Dial, Delaney, Barkun, and Suissa (2005) performed a large population study and found gastric acid suppressive drugs were associated with an increased risk of CA-CDAD. There was a greater association with proton pump inhibitors and CA-CDAD than H2-receptor antagonists. These results may rise because the degree of acid suppression is greater in proton pump inhibitors than H2-receptor antagonists. Furthermore, a decrease in gastric acid is known to be a risk factor for acquiring other causes of diarrhea, such as cholera. In addition, when gastric acid is suppressed, there is an association of colonization of the upper gastrointestinal tract, which is normally sterile (Dial, Delaney, Barkin & Suissa, 2005).

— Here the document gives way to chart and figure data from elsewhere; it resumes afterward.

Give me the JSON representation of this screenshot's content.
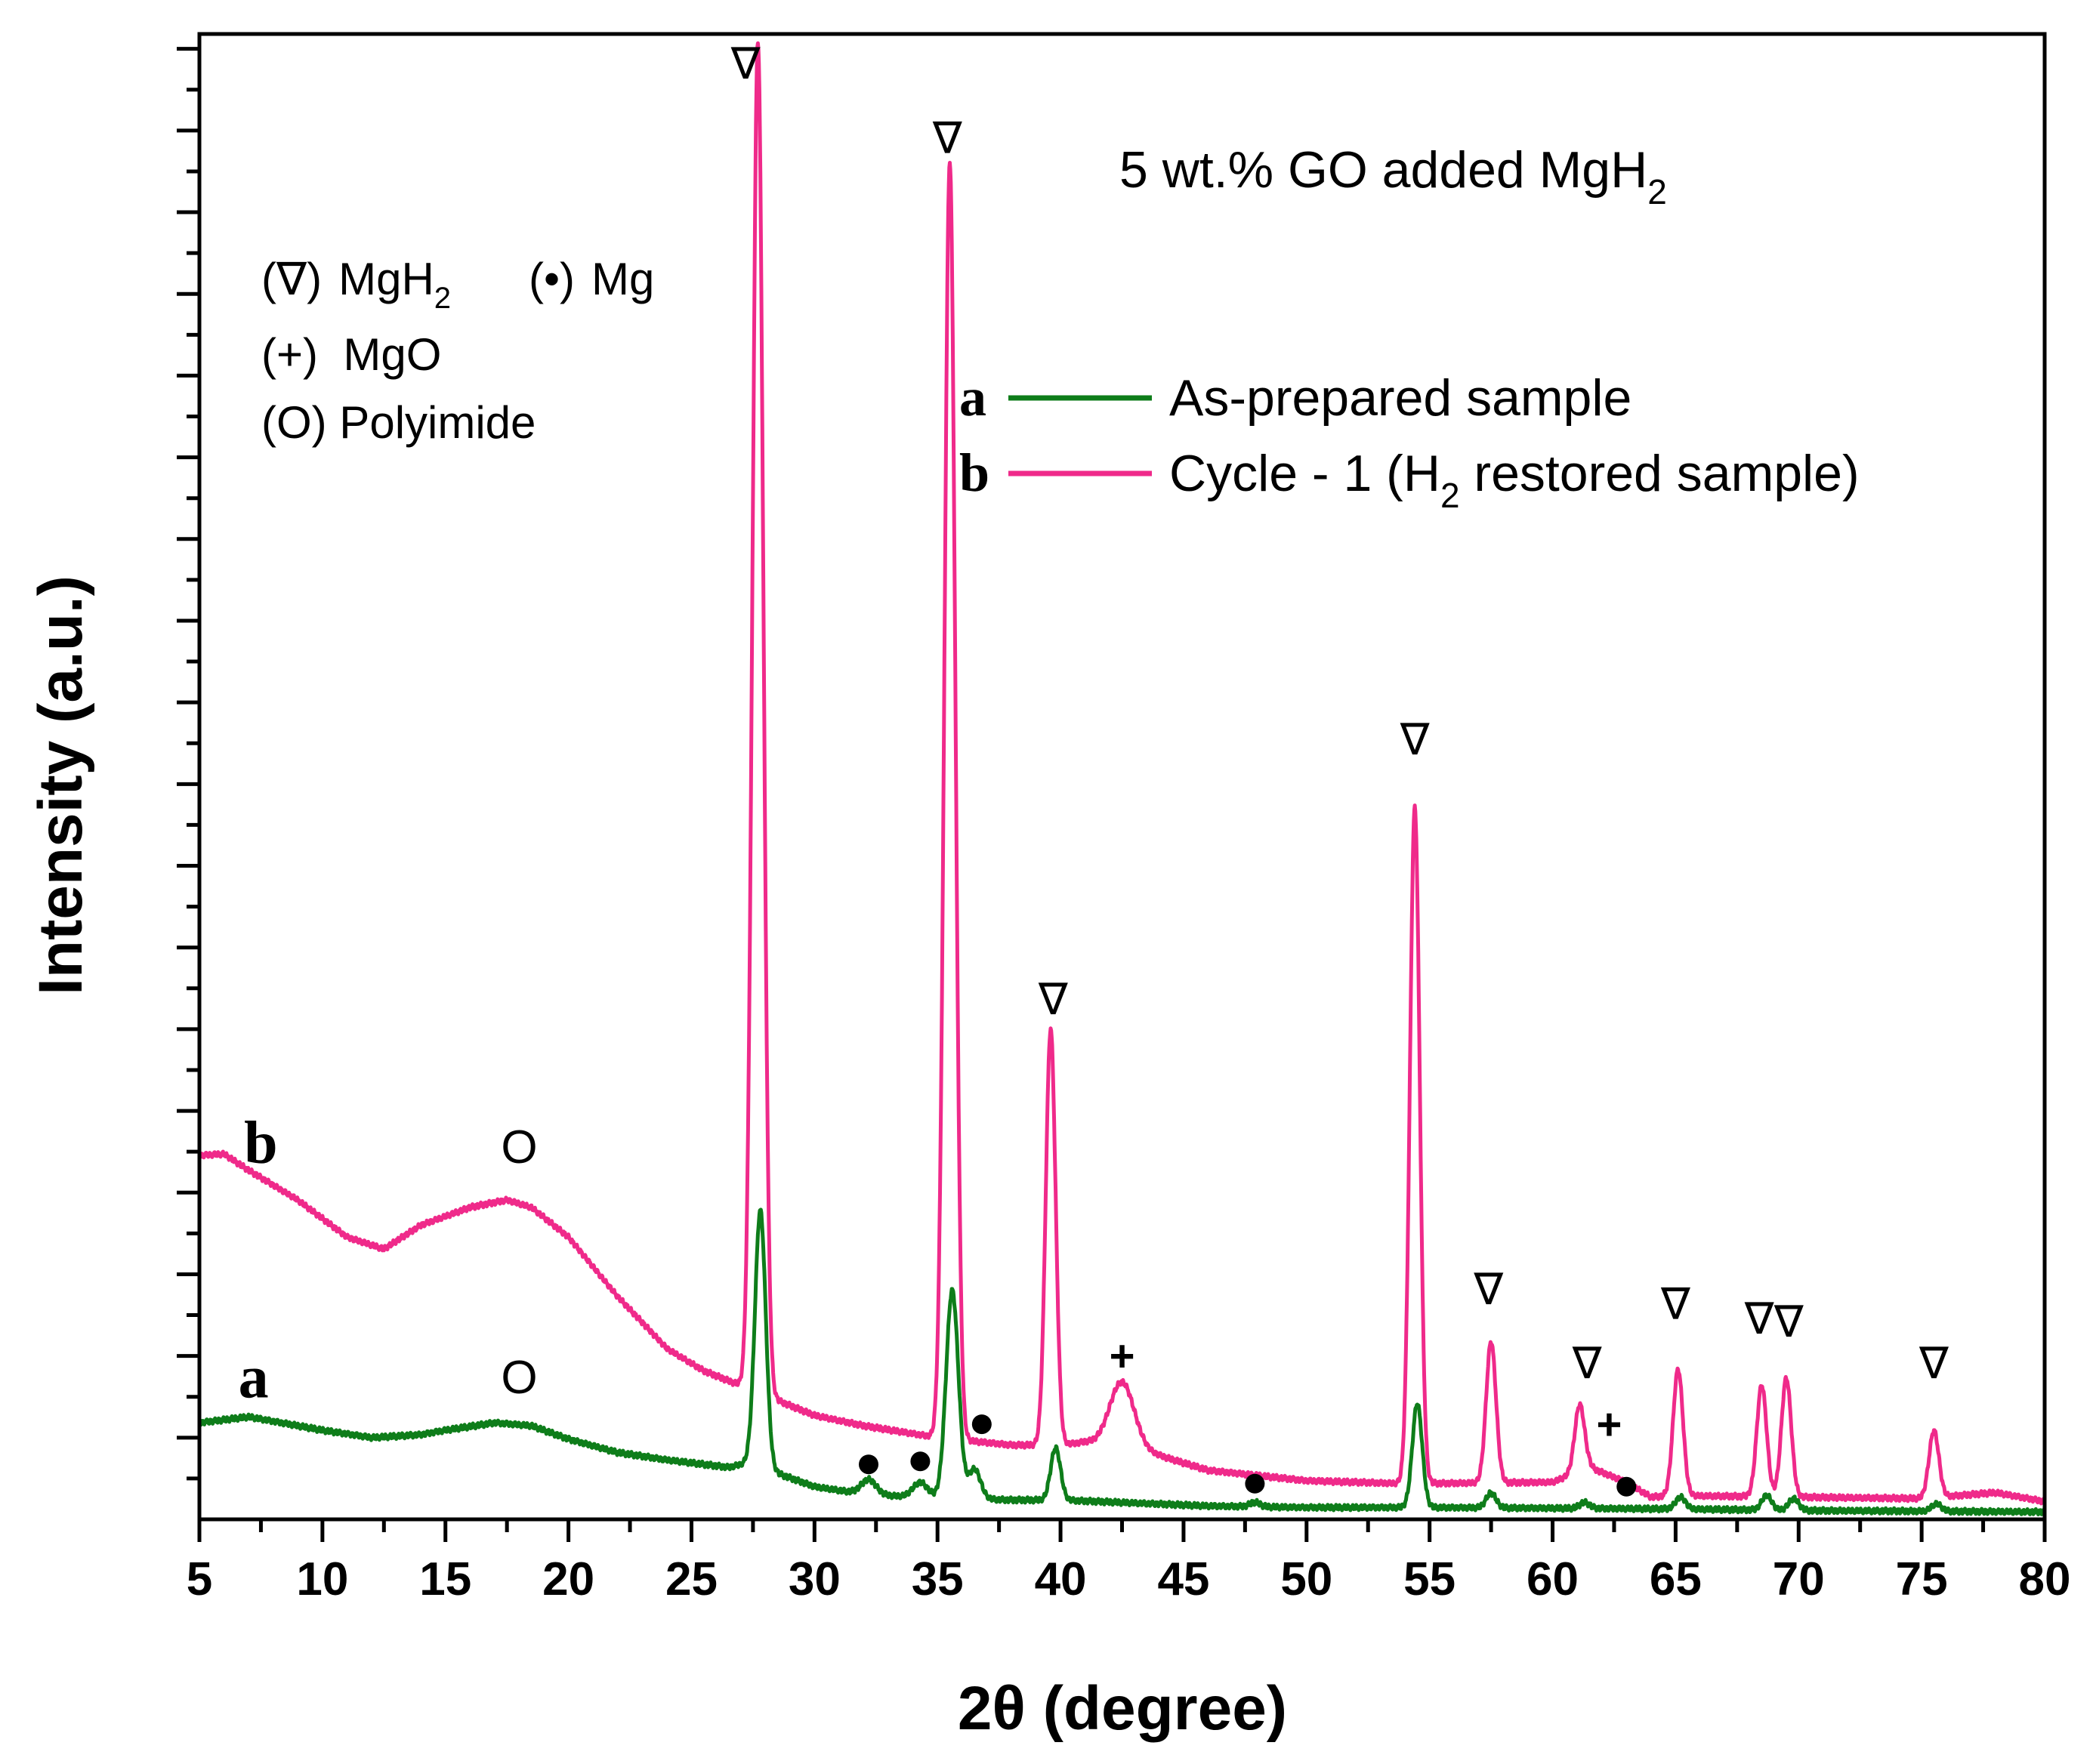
{
  "chart_data": {
    "type": "line",
    "title": "5 wt.% GO added MgH",
    "title_sub": "2",
    "xlabel": "2θ (degree)",
    "ylabel": "Intensity (a.u.)",
    "xlim": [
      5,
      80
    ],
    "ylim": [
      0,
      100
    ],
    "x_ticks": [
      5,
      10,
      15,
      20,
      25,
      30,
      35,
      40,
      45,
      50,
      55,
      60,
      65,
      70,
      75,
      80
    ],
    "y_tick_step": 5.5,
    "phase_legend": {
      "row1_a_symbol": "(∇)",
      "row1_a_name": "MgH",
      "row1_a_sub": "2",
      "row1_b_symbol": "(•)",
      "row1_b_name": "Mg",
      "row2": "(+)  MgO",
      "row3": "(O) Polyimide"
    },
    "series": [
      {
        "name": "As-prepared sample",
        "letter": "a",
        "color": "#0e7d1a",
        "baseline": [
          [
            5,
            6.5
          ],
          [
            7,
            6.9
          ],
          [
            10,
            6.0
          ],
          [
            12,
            5.5
          ],
          [
            14,
            5.7
          ],
          [
            15,
            6.0
          ],
          [
            17,
            6.5
          ],
          [
            18.5,
            6.3
          ],
          [
            20,
            5.4
          ],
          [
            22,
            4.5
          ],
          [
            24,
            4.0
          ],
          [
            26.5,
            3.5
          ],
          [
            27.3,
            3.8
          ],
          [
            30,
            2.2
          ],
          [
            32,
            1.7
          ],
          [
            34,
            1.5
          ],
          [
            38,
            1.3
          ],
          [
            40,
            1.3
          ],
          [
            43,
            1.1
          ],
          [
            46,
            0.9
          ],
          [
            50,
            0.8
          ],
          [
            55,
            0.8
          ],
          [
            60,
            0.75
          ],
          [
            65,
            0.7
          ],
          [
            70,
            0.6
          ],
          [
            75,
            0.55
          ],
          [
            80,
            0.5
          ]
        ],
        "peaks": [
          [
            27.8,
            17.3,
            0.22
          ],
          [
            32.2,
            1.0,
            0.3
          ],
          [
            34.3,
            1.0,
            0.3
          ],
          [
            35.6,
            14.0,
            0.25
          ],
          [
            36.5,
            2.0,
            0.25
          ],
          [
            39.8,
            3.5,
            0.2
          ],
          [
            47.9,
            0.3,
            0.2
          ],
          [
            54.5,
            7.0,
            0.2
          ],
          [
            57.5,
            1.0,
            0.2
          ],
          [
            61.3,
            0.4,
            0.2
          ],
          [
            65.2,
            0.8,
            0.2
          ],
          [
            68.7,
            1.0,
            0.2
          ],
          [
            69.8,
            0.8,
            0.2
          ],
          [
            75.6,
            0.5,
            0.2
          ]
        ]
      },
      {
        "name": "Cycle - 1 (H",
        "name_sub": "2",
        "name_tail": " restored sample)",
        "letter": "b",
        "color": "#ef2a8a",
        "baseline": [
          [
            5,
            24.5
          ],
          [
            6,
            24.6
          ],
          [
            7,
            23.5
          ],
          [
            9,
            21.5
          ],
          [
            11,
            19.0
          ],
          [
            12.5,
            18.2
          ],
          [
            14,
            19.8
          ],
          [
            16,
            21.0
          ],
          [
            17.5,
            21.5
          ],
          [
            18.5,
            21.0
          ],
          [
            20,
            19.0
          ],
          [
            22,
            15.0
          ],
          [
            24,
            11.5
          ],
          [
            25.5,
            10.0
          ],
          [
            27,
            9.0
          ],
          [
            30,
            7.0
          ],
          [
            32,
            6.3
          ],
          [
            35,
            5.5
          ],
          [
            38,
            5.0
          ],
          [
            40,
            5.0
          ],
          [
            41,
            5.2
          ],
          [
            44,
            4.3
          ],
          [
            46,
            3.3
          ],
          [
            50,
            2.6
          ],
          [
            54,
            2.4
          ],
          [
            60,
            2.5
          ],
          [
            61.5,
            3.5
          ],
          [
            63,
            2.5
          ],
          [
            64,
            1.5
          ],
          [
            65,
            1.6
          ],
          [
            70,
            1.5
          ],
          [
            75,
            1.4
          ],
          [
            78,
            1.8
          ],
          [
            80,
            1.2
          ]
        ],
        "peaks": [
          [
            27.7,
            91.0,
            0.22
          ],
          [
            35.5,
            86.0,
            0.22
          ],
          [
            39.6,
            28.0,
            0.2
          ],
          [
            42.5,
            4.5,
            0.5
          ],
          [
            54.4,
            45.5,
            0.2
          ],
          [
            57.5,
            9.5,
            0.2
          ],
          [
            61.1,
            4.5,
            0.2
          ],
          [
            65.1,
            8.5,
            0.2
          ],
          [
            68.5,
            7.5,
            0.2
          ],
          [
            69.5,
            8.0,
            0.2
          ],
          [
            75.5,
            4.5,
            0.2
          ]
        ]
      }
    ],
    "curve_labels": [
      {
        "text": "b",
        "x": 7.5,
        "y": 24.0
      },
      {
        "text": "a",
        "x": 7.2,
        "y": 8.2
      }
    ],
    "annotations": [
      {
        "text": "∇",
        "x": 27.2,
        "y": 97.0
      },
      {
        "text": "∇",
        "x": 35.4,
        "y": 92.0
      },
      {
        "text": "∇",
        "x": 39.7,
        "y": 34.0
      },
      {
        "text": "∇",
        "x": 54.4,
        "y": 51.5
      },
      {
        "text": "∇",
        "x": 57.4,
        "y": 14.5
      },
      {
        "text": "∇",
        "x": 61.4,
        "y": 9.5
      },
      {
        "text": "∇",
        "x": 65.0,
        "y": 13.5
      },
      {
        "text": "∇",
        "x": 68.4,
        "y": 12.5
      },
      {
        "text": "∇",
        "x": 69.6,
        "y": 12.3
      },
      {
        "text": "∇",
        "x": 75.5,
        "y": 9.5
      },
      {
        "text": "+",
        "x": 42.5,
        "y": 10.0
      },
      {
        "text": "+",
        "x": 62.3,
        "y": 5.4
      },
      {
        "text": "O",
        "x": 18.0,
        "y": 24.0
      },
      {
        "text": "O",
        "x": 18.0,
        "y": 8.5
      }
    ],
    "mg_dots": [
      [
        32.2,
        3.7
      ],
      [
        34.3,
        3.9
      ],
      [
        36.8,
        6.4
      ],
      [
        47.9,
        2.4
      ],
      [
        63.0,
        2.2
      ]
    ]
  }
}
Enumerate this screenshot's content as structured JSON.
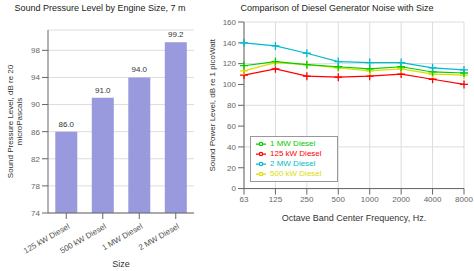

Although antibiotic exposure is a major risk factor for the disease, there is a significant number of CA-CDAD with no history of antibiotic use 90 days prior to diagnosis. CA-CDAD with no history of antibiotics is a trend seen in most published studies. Therefore, reliance on antibiotic history could contribute to missed diagnoses. However, exposure to antibiotics, especially cephalosporins, are still a leading risk factor.